Rare plants now thrive in former copper site

Sam Bosanquet

A range of rare plants are now thriving in one of the most industrialised sites in South Wales after work was carried out to enhance the area.

Natural Resources Wales (NRW) worked in partnership with Swansea Council and Buglife Cymru to restore the site after rare plants which thrive in land contaminated by metals were discovered.

The site is known to be home to rare mosses, lichens and sandwort, a flower only known from two sites in South Wales.

The Six Pit Swansea Vale and White Rock in Swansea was formally an old copper smelting area known as Copperopolis. This left behind an open habitat where the soils have high levels of heavy metals such as lead, chromium or copper.

Areas of the land were opened up and scrub along the railway line was removed, helping to restore and connect the habitat for bees and other pollinators. This also improved access to the cycling path. Waste material was also cleared, and the rare plants were reintroduced to the area.

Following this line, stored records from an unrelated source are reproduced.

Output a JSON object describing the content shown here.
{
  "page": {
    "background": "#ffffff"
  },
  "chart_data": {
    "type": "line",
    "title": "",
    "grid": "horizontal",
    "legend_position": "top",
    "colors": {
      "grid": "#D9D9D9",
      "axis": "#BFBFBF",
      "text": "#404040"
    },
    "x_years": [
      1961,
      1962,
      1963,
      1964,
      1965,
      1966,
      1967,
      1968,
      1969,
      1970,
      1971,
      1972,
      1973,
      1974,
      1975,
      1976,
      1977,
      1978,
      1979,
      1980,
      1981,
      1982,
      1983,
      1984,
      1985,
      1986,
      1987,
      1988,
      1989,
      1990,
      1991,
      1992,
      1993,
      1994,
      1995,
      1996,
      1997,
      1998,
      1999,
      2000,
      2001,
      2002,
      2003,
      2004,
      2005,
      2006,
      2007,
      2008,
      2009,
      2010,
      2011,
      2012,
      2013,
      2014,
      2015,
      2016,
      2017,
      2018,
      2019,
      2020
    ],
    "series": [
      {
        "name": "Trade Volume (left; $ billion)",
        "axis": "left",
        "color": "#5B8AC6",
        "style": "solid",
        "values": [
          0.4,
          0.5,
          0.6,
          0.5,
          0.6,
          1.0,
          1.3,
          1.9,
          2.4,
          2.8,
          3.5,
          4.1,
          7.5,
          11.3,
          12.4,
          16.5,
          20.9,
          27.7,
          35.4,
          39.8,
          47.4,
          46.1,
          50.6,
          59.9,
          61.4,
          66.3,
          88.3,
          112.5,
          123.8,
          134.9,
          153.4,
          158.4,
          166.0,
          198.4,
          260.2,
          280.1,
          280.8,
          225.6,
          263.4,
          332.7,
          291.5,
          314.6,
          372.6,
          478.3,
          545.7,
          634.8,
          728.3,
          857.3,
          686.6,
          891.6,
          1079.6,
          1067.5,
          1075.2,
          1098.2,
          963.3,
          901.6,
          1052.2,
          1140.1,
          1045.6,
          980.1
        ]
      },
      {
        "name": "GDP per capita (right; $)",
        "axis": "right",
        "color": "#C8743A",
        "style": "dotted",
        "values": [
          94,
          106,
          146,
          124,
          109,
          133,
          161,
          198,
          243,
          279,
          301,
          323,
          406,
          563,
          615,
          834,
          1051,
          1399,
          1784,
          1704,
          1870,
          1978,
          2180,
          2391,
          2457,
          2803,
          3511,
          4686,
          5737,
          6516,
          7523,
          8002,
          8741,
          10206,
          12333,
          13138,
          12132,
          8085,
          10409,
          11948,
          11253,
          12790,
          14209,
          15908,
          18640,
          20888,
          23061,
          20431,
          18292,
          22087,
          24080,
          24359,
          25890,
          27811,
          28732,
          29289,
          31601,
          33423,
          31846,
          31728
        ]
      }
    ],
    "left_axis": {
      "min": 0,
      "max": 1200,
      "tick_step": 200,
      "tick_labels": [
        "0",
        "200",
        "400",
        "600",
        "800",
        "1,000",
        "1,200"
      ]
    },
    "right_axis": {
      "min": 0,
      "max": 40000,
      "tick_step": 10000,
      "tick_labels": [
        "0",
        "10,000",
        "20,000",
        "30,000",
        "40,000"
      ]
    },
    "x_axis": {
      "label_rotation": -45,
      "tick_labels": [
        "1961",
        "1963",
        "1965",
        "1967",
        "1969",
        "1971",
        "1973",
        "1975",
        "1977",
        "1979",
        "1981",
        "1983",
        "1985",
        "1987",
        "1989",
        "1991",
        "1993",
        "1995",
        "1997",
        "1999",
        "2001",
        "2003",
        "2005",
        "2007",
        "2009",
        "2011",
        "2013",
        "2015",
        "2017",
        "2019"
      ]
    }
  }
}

Kerry Rogers senior conservation officer at Natural Resources Wales said:

“The work to preserve the area is a great example of partners coming together to protect and enhance an important site for Wales’ natural heritage. It shows how natural diversity can come in many forms.

“Removing the scrub and opening up the area helped us to promote a good habitat for bees and insects as well as the rare metal-loving plants and improved access for people by opening up the cycling path.

“We’re now looking at how we can use the site for educational purposes by setting up a geo-cashing project with the local schools.”

Sean Hathaway for Swansea Council said:

“It is important to look after and protect our valuable wildlife sites not only for the sake of the plants and animals themselves but also for the community to visit and enjoy.”

Clare Dinham Wales Manager for Buglife Cymru said:

“We were really pleased to work with NRW and Swansea Council to enhance the biodiversity of these sites and improve habitat connectivity within the lower Swansea Valley as part of the South Wales B-Lines project.

This area is a haven for wildlife located within an urban setting and demonstrates the important role that brownfield sites can play in nature conservation. The site also lies within a B-Line  corridor – a Wales wide landscape scale habitat connectivity corridor for pollinators and other wildlife.”

The site was declared by NRW as a Site of Special Scientific Interest (SSSI) in late 2017 after the rare plants were discovered.

Thirteen specialist species of lichen have been recorded on the SSSI, which is a third of all the types of metal-loving lichens in Britain.